The Russian Cup was won by Terek Grozny, who beat Krylya Sovetov Samara in the final 1–0, with Andrey Fedkov scoring the only goal in the injury time. This was the first time the Cup was won by a team from the First Division.

==UEFA club competitions==

===2003–04 UEFA Champions League===
Lokomotiv Moscow qualified for the round of 16 of the 2003–04 UEFA Champions League, where they met AS Monaco. Lokomotiv won the home match 2–1, but lost on away goals after Monaco won the second leg 1–0.

===2003–04 UEFA Cup===
Spartak Moscow qualified for the third round of the 2003–04 UEFA Cup, where they lost 3–1 on aggregate to RCD Mallorca.

===2004 UEFA Intertoto Cup===
Spartak Moscow started in the first round of the UEFA Intertoto Cup 2004 and defeated FK Atlantas and NK Kamen Ingrad.
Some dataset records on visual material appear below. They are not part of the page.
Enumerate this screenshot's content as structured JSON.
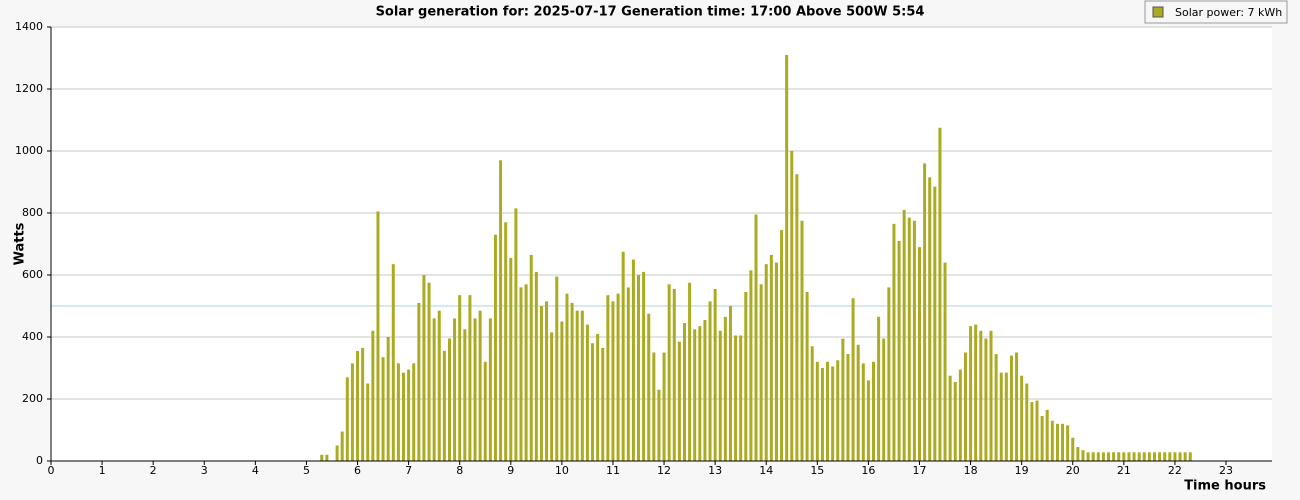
{
  "chart_data": {
    "type": "bar",
    "title": "Solar generation for: 2025-07-17 Generation time: 17:00 Above 500W 5:54",
    "ylabel": "Watts",
    "xlabel": "Time hours",
    "xlim": [
      0,
      23.9
    ],
    "ylim": [
      0,
      1400
    ],
    "xticks": [
      0,
      1,
      2,
      3,
      4,
      5,
      6,
      7,
      8,
      9,
      10,
      11,
      12,
      13,
      14,
      15,
      16,
      17,
      18,
      19,
      20,
      21,
      22,
      23
    ],
    "yticks": [
      0,
      200,
      400,
      600,
      800,
      1000,
      1200,
      1400
    ],
    "grid": true,
    "threshold": 500,
    "legend": "upper right",
    "series": [
      {
        "name": "Solar power: 7 kWh",
        "color": "#abab22",
        "x": [
          5.3,
          5.4,
          5.6,
          5.7,
          5.8,
          5.9,
          6.0,
          6.1,
          6.2,
          6.3,
          6.4,
          6.5,
          6.6,
          6.7,
          6.8,
          6.9,
          7.0,
          7.1,
          7.2,
          7.3,
          7.4,
          7.5,
          7.6,
          7.7,
          7.8,
          7.9,
          8.0,
          8.1,
          8.2,
          8.3,
          8.4,
          8.5,
          8.6,
          8.7,
          8.8,
          8.9,
          9.0,
          9.1,
          9.2,
          9.3,
          9.4,
          9.5,
          9.6,
          9.7,
          9.8,
          9.9,
          10.0,
          10.1,
          10.2,
          10.3,
          10.4,
          10.5,
          10.6,
          10.7,
          10.8,
          10.9,
          11.0,
          11.1,
          11.2,
          11.3,
          11.4,
          11.5,
          11.6,
          11.7,
          11.8,
          11.9,
          12.0,
          12.1,
          12.2,
          12.3,
          12.4,
          12.5,
          12.6,
          12.7,
          12.8,
          12.9,
          13.0,
          13.1,
          13.2,
          13.3,
          13.4,
          13.5,
          13.6,
          13.7,
          13.8,
          13.9,
          14.0,
          14.1,
          14.2,
          14.3,
          14.4,
          14.5,
          14.6,
          14.7,
          14.8,
          14.9,
          15.0,
          15.1,
          15.2,
          15.3,
          15.4,
          15.5,
          15.6,
          15.7,
          15.8,
          15.9,
          16.0,
          16.1,
          16.2,
          16.3,
          16.4,
          16.5,
          16.6,
          16.7,
          16.8,
          16.9,
          17.0,
          17.1,
          17.2,
          17.3,
          17.4,
          17.5,
          17.6,
          17.7,
          17.8,
          17.9,
          18.0,
          18.1,
          18.2,
          18.3,
          18.4,
          18.5,
          18.6,
          18.7,
          18.8,
          18.9,
          19.0,
          19.1,
          19.2,
          19.3,
          19.4,
          19.5,
          19.6,
          19.7,
          19.8,
          19.9,
          20.0,
          20.1,
          20.2,
          20.3,
          20.4,
          20.5,
          20.6,
          20.7,
          20.8,
          20.9,
          21.0,
          21.1,
          21.2,
          21.3,
          21.4,
          21.5,
          21.6,
          21.7,
          21.8,
          21.9,
          22.0,
          22.1,
          22.2,
          22.3
        ],
        "values": [
          20,
          20,
          50,
          95,
          270,
          315,
          355,
          365,
          250,
          420,
          805,
          335,
          400,
          635,
          315,
          285,
          295,
          315,
          510,
          600,
          575,
          460,
          485,
          355,
          395,
          460,
          535,
          425,
          535,
          460,
          485,
          320,
          460,
          730,
          970,
          770,
          655,
          815,
          560,
          570,
          665,
          610,
          500,
          515,
          415,
          595,
          450,
          540,
          510,
          485,
          485,
          440,
          380,
          410,
          365,
          535,
          515,
          540,
          675,
          560,
          650,
          600,
          610,
          475,
          350,
          230,
          350,
          570,
          555,
          385,
          445,
          575,
          425,
          435,
          455,
          515,
          555,
          420,
          465,
          500,
          405,
          405,
          545,
          615,
          795,
          570,
          635,
          665,
          640,
          745,
          1310,
          1000,
          925,
          775,
          545,
          370,
          320,
          300,
          320,
          305,
          325,
          395,
          345,
          525,
          375,
          315,
          260,
          320,
          465,
          395,
          560,
          765,
          710,
          810,
          785,
          775,
          690,
          960,
          915,
          885,
          1075,
          640,
          275,
          255,
          295,
          350,
          435,
          440,
          420,
          395,
          420,
          345,
          285,
          285,
          340,
          350,
          275,
          250,
          190,
          195,
          145,
          165,
          130,
          120,
          120,
          115,
          75,
          45,
          35,
          28,
          28,
          28,
          28,
          28,
          28,
          28,
          28,
          28,
          28,
          28,
          28,
          28,
          28,
          28,
          28,
          28,
          28,
          28,
          28,
          28
        ]
      }
    ]
  }
}
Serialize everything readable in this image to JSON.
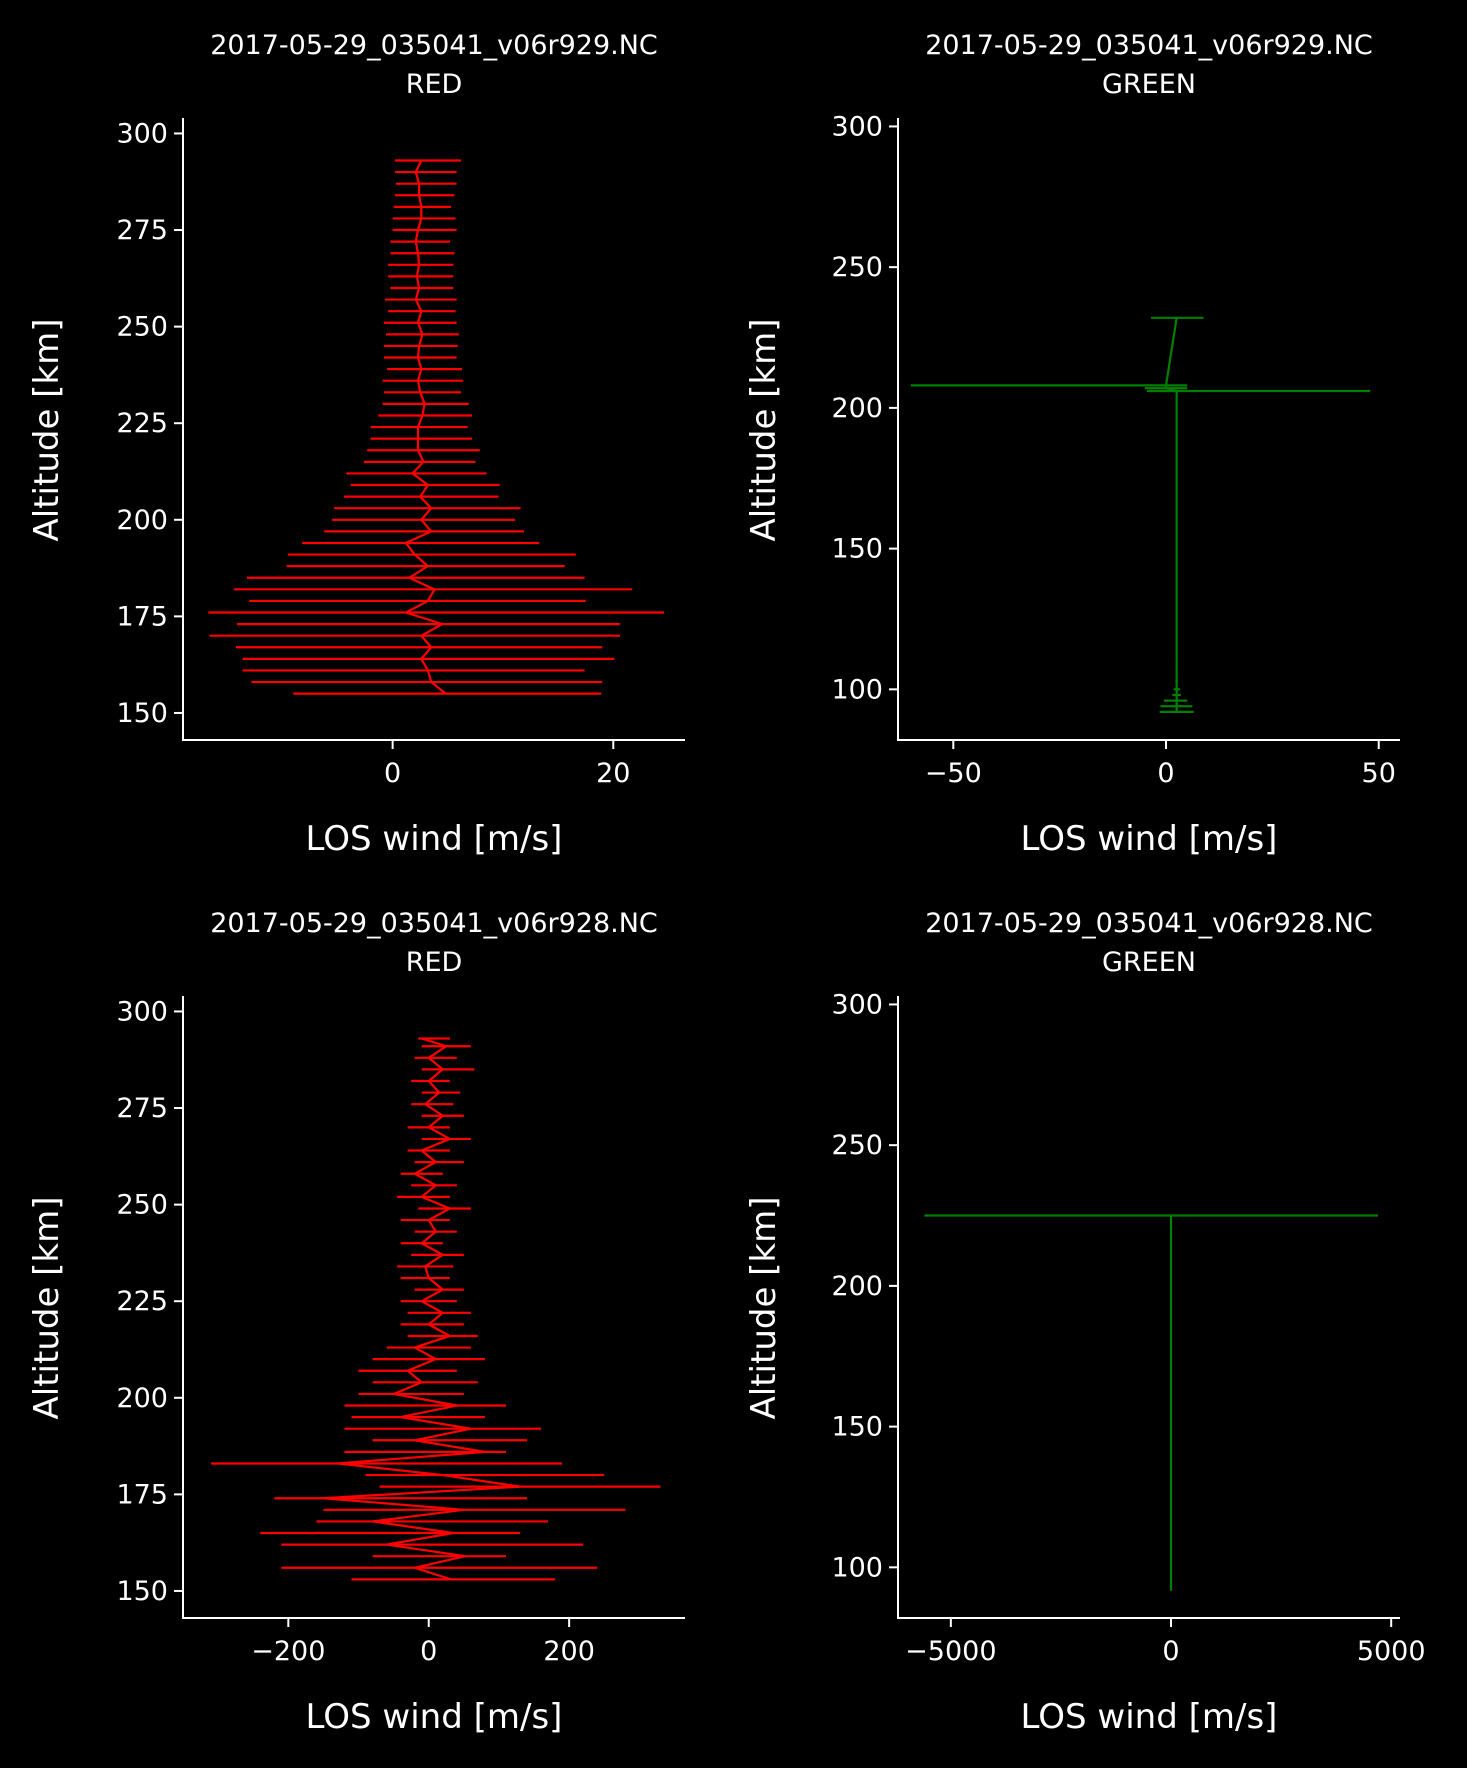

Shinnik Yaroslavl started in the second round and defeated FK Teplice. Both Spartak and Shinnik were knocked out in the third round by Villarreal CF and UD Leiria, respectively.

===2004–05 UEFA Champions League===
CSKA Moscow were the only Russian club to play in the 2004–05 UEFA Champions League. They started in the second qualifying round and reached the group stage by beating PFC Neftchi and Rangers F.C. In Group H, they finished third behind Chelsea F.C. and Futebol Clube do Porto but ahead of Paris Saint-Germain F.C. The third position allowed CSKA to qualify for the 2004–05 UEFA Cup, a competition they eventually won.

===2004–05 UEFA Cup===
Terek Grozny (as the Russian Cup winners), Zenit Saint Petersburg and Rubin Kazan started in the second qualifying round of the 2004–05 UEFA Cup. Terek and Zenit qualified for the first round by defeating Lech Poznań and SV Pasching, respectively, while Rubin were knocked out by SK Rapid Wien. In the first round, Terek lost to FC Basel, and Zenit beat Red Star Belgrade and reached the group stage. In the group with Lille OSC, Sevilla FC, Alemannia Aachen, and AEK Athens, Zenit finished fourth and were eliminated.